The interview touches on Getty’s mindset behind writing good, congregational worship music, and what continues to influences his creativity as a songwriter in this particular “genre” (if you can call hymns a genre). I found his thoughts really compelling and really encouraging. The following are three of my favorite quotes from the interview:

“My melodies tend to be heavily influenced by Irish music, and the Irish melodic style is essentially congregational. Although Irish music isn’t particularly spectacular compared to say, African rhythm or to the unusual tones of Chinese music, or even the sophistication of much contemporary music, it has tremendous strength in its ability to be experienced and sung by large groups of people – whether in our homes, schools, or even at a sports match. It can be sung with or without instrumental accompaniment. I think the underlying sense of lilting pathos in Celtic melodies (which can also be heard in our speaking voices and is tied closely to our history) also helps the songs tell a story with all its raw emotion and passion. All Irish music centers on stories, whether of love or war or of people and places.”

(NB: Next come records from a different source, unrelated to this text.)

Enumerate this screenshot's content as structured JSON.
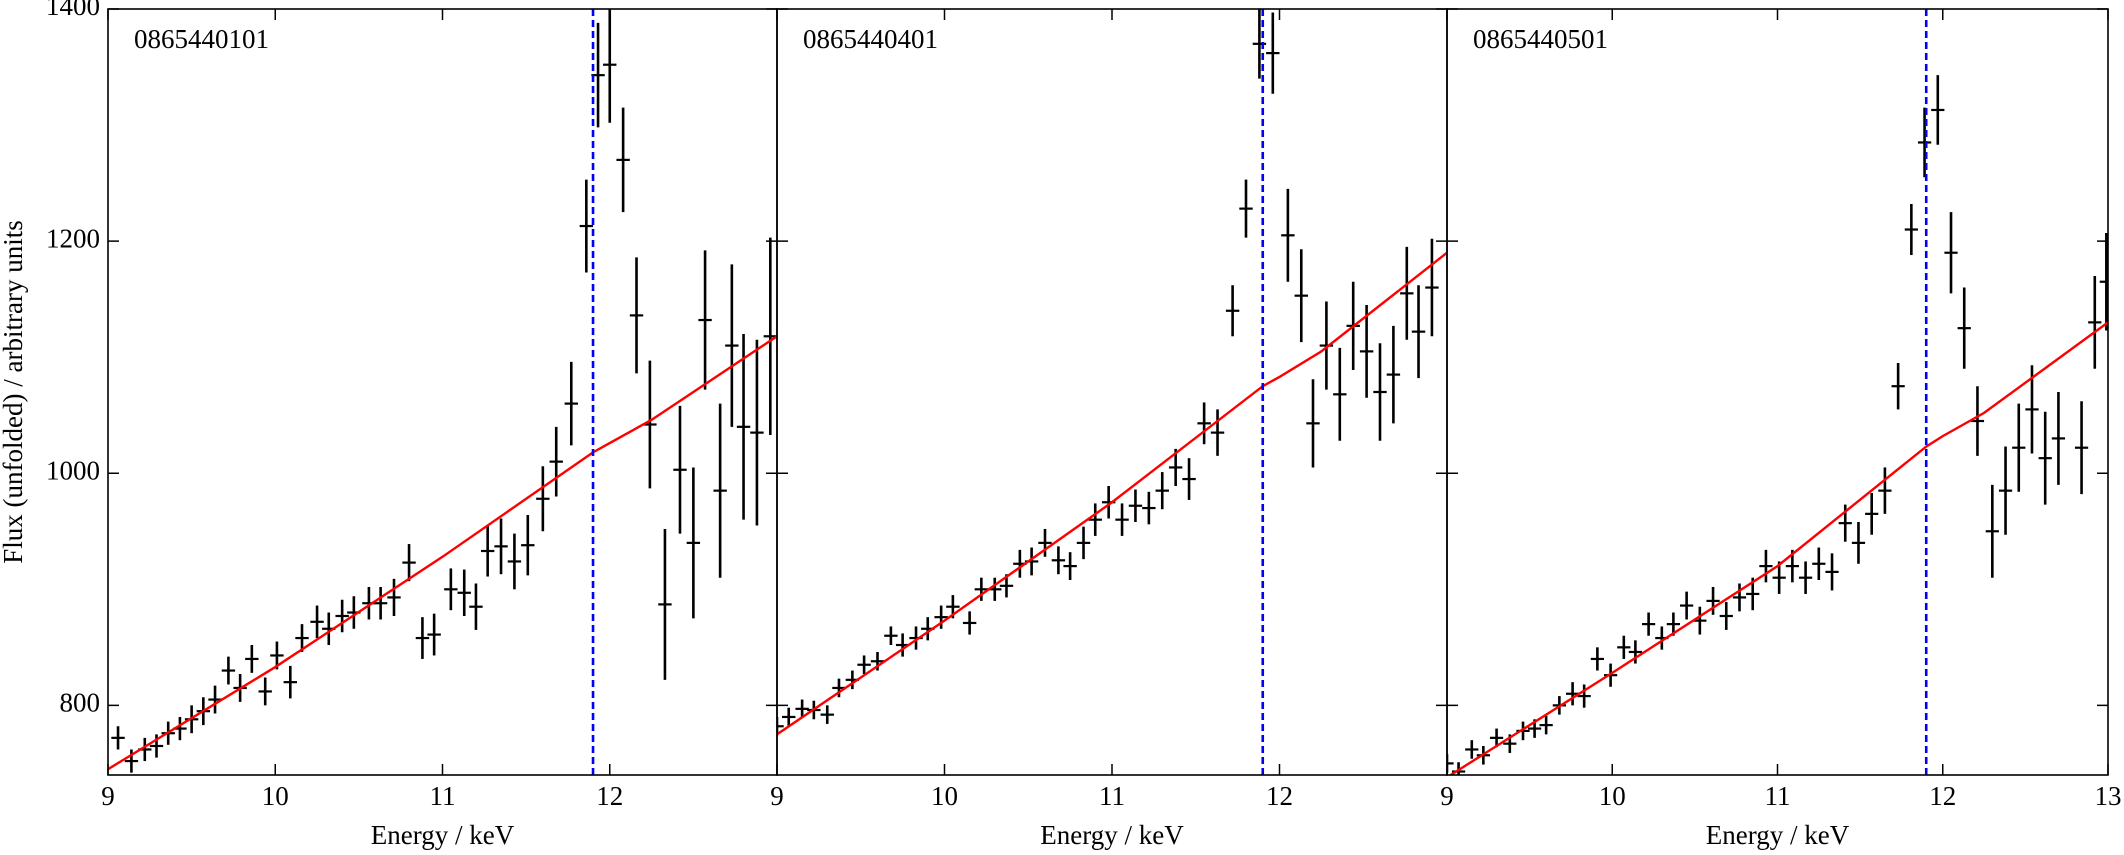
{
  "chart_data": [
    {
      "type": "errorbar",
      "title": "0865440101",
      "xlabel": "Energy / keV",
      "ylabel": "Flux (unfolded) / arbitrary units",
      "xlim": [
        9,
        13
      ],
      "ylim": [
        740,
        1400
      ],
      "xticks": [
        9,
        10,
        11,
        12
      ],
      "yticks": [
        800,
        1000,
        1200,
        1400
      ],
      "show_ytick_labels": true,
      "vline": {
        "x": 11.9,
        "color": "#0000ff"
      },
      "series": [
        {
          "color": "#000000",
          "xerr": 0.04,
          "x": [
            9.06,
            9.14,
            9.22,
            9.29,
            9.36,
            9.43,
            9.5,
            9.57,
            9.64,
            9.72,
            9.79,
            9.86,
            9.94,
            10.01,
            10.09,
            10.16,
            10.25,
            10.32,
            10.4,
            10.47,
            10.56,
            10.63,
            10.71,
            10.8,
            10.88,
            10.95,
            11.05,
            11.13,
            11.2,
            11.27,
            11.35,
            11.43,
            11.51,
            11.6,
            11.68,
            11.77,
            11.86,
            11.93,
            12.0,
            12.08,
            12.16,
            12.24,
            12.33,
            12.42,
            12.5,
            12.57,
            12.66,
            12.73,
            12.8,
            12.88,
            12.96
          ],
          "values": [
            772,
            752,
            762,
            765,
            776,
            780,
            788,
            795,
            805,
            830,
            815,
            840,
            812,
            843,
            820,
            858,
            872,
            866,
            877,
            880,
            888,
            888,
            893,
            923,
            858,
            861,
            900,
            897,
            885,
            933,
            937,
            924,
            938,
            978,
            1010,
            1060,
            1213,
            1343,
            1352,
            1270,
            1136,
            1042,
            887,
            1003,
            940,
            1132,
            985,
            1110,
            1040,
            1035,
            1118
          ],
          "errors": [
            10,
            10,
            10,
            10,
            10,
            10,
            12,
            12,
            12,
            12,
            12,
            12,
            12,
            12,
            14,
            12,
            14,
            14,
            14,
            14,
            14,
            14,
            16,
            16,
            18,
            18,
            18,
            20,
            20,
            22,
            24,
            24,
            26,
            28,
            30,
            36,
            40,
            45,
            50,
            45,
            50,
            55,
            65,
            55,
            65,
            60,
            75,
            70,
            80,
            80,
            85
          ]
        },
        {
          "color": "#ff0000",
          "x": [
            9,
            10,
            11,
            11.9,
            12,
            12.25,
            13
          ],
          "values": [
            745,
            833,
            928,
            1018,
            1026,
            1046,
            1118
          ]
        }
      ]
    },
    {
      "type": "errorbar",
      "title": "0865440401",
      "xlabel": "Energy / keV",
      "xlim": [
        9,
        13
      ],
      "ylim": [
        740,
        1400
      ],
      "xticks": [
        9,
        10,
        11,
        12
      ],
      "yticks": [
        800,
        1000,
        1200,
        1400
      ],
      "show_ytick_labels": false,
      "vline": {
        "x": 11.9,
        "color": "#0000ff"
      },
      "series": [
        {
          "color": "#000000",
          "xerr": 0.04,
          "x": [
            9.0,
            9.07,
            9.15,
            9.22,
            9.3,
            9.37,
            9.45,
            9.52,
            9.6,
            9.68,
            9.75,
            9.83,
            9.9,
            9.98,
            10.05,
            10.15,
            10.22,
            10.3,
            10.37,
            10.45,
            10.52,
            10.6,
            10.68,
            10.75,
            10.83,
            10.9,
            10.98,
            11.06,
            11.14,
            11.22,
            11.3,
            11.38,
            11.46,
            11.55,
            11.63,
            11.72,
            11.8,
            11.88,
            11.96,
            12.05,
            12.13,
            12.2,
            12.28,
            12.36,
            12.44,
            12.52,
            12.6,
            12.68,
            12.76,
            12.83,
            12.91
          ],
          "values": [
            782,
            790,
            797,
            796,
            792,
            815,
            822,
            835,
            838,
            860,
            852,
            858,
            866,
            876,
            885,
            871,
            900,
            900,
            903,
            922,
            924,
            940,
            925,
            920,
            940,
            960,
            975,
            960,
            972,
            970,
            985,
            1005,
            995,
            1043,
            1035,
            1140,
            1228,
            1370,
            1362,
            1205,
            1153,
            1043,
            1110,
            1068,
            1127,
            1105,
            1070,
            1085,
            1155,
            1122,
            1160
          ],
          "errors": [
            8,
            8,
            8,
            8,
            8,
            8,
            8,
            8,
            8,
            8,
            10,
            10,
            10,
            10,
            10,
            10,
            10,
            10,
            10,
            12,
            12,
            12,
            12,
            12,
            14,
            14,
            14,
            14,
            14,
            14,
            16,
            16,
            18,
            18,
            20,
            22,
            25,
            30,
            35,
            40,
            40,
            38,
            38,
            40,
            38,
            40,
            42,
            42,
            40,
            40,
            42
          ]
        },
        {
          "color": "#ff0000",
          "x": [
            9,
            10,
            11,
            11.9,
            12,
            12.25,
            13
          ],
          "values": [
            775,
            873,
            975,
            1075,
            1083,
            1105,
            1190
          ]
        }
      ]
    },
    {
      "type": "errorbar",
      "title": "0865440501",
      "xlabel": "Energy / keV",
      "xlim": [
        9,
        13
      ],
      "ylim": [
        740,
        1400
      ],
      "xticks": [
        9,
        10,
        11,
        12,
        13
      ],
      "yticks": [
        800,
        1000,
        1200,
        1400
      ],
      "show_ytick_labels": false,
      "vline": {
        "x": 11.9,
        "color": "#0000ff"
      },
      "series": [
        {
          "color": "#000000",
          "xerr": 0.04,
          "x": [
            9.0,
            9.07,
            9.15,
            9.22,
            9.3,
            9.38,
            9.46,
            9.53,
            9.6,
            9.68,
            9.76,
            9.83,
            9.91,
            9.99,
            10.07,
            10.14,
            10.22,
            10.3,
            10.37,
            10.45,
            10.53,
            10.61,
            10.69,
            10.77,
            10.85,
            10.93,
            11.01,
            11.09,
            11.17,
            11.25,
            11.33,
            11.41,
            11.49,
            11.57,
            11.65,
            11.73,
            11.81,
            11.89,
            11.97,
            12.05,
            12.13,
            12.21,
            12.3,
            12.38,
            12.46,
            12.54,
            12.62,
            12.7,
            12.84,
            12.92,
            12.99
          ],
          "values": [
            750,
            743,
            762,
            757,
            772,
            767,
            778,
            780,
            783,
            800,
            810,
            808,
            840,
            826,
            850,
            846,
            870,
            858,
            870,
            886,
            873,
            890,
            877,
            893,
            896,
            920,
            910,
            920,
            910,
            922,
            915,
            957,
            940,
            965,
            985,
            1075,
            1210,
            1285,
            1313,
            1190,
            1125,
            1045,
            950,
            985,
            1022,
            1055,
            1013,
            1030,
            1022,
            1130,
            1165
          ],
          "errors": [
            8,
            8,
            8,
            8,
            8,
            8,
            8,
            8,
            8,
            8,
            10,
            10,
            10,
            10,
            10,
            10,
            10,
            10,
            10,
            12,
            12,
            12,
            12,
            12,
            14,
            14,
            14,
            14,
            14,
            14,
            16,
            16,
            18,
            18,
            20,
            20,
            22,
            30,
            30,
            35,
            35,
            30,
            40,
            38,
            38,
            38,
            40,
            40,
            40,
            40,
            42
          ]
        },
        {
          "color": "#ff0000",
          "x": [
            9,
            10,
            11,
            11.9,
            12,
            12.25,
            13
          ],
          "values": [
            738,
            828,
            920,
            1023,
            1032,
            1052,
            1130
          ]
        }
      ]
    }
  ]
}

“I think it’s of huge importance to us as worship leaders in preparation and in reviewing Sunday services to ask ourselves these two questions: What were the words we put into our congregations’ mouths, minds, and memories? And how well did our congregation sing? Our role is simply to be an accompaniment to them as they sing.”

“I also encourage lyricists to read beautiful poetry. Consider the fact that almost 20 percent of the story of Scripture is told through poetry. This speaks to the power of words. And to the enduring power of beauty. And perhaps most of all to the unending creative potential the story of the gospel releases in each of us.”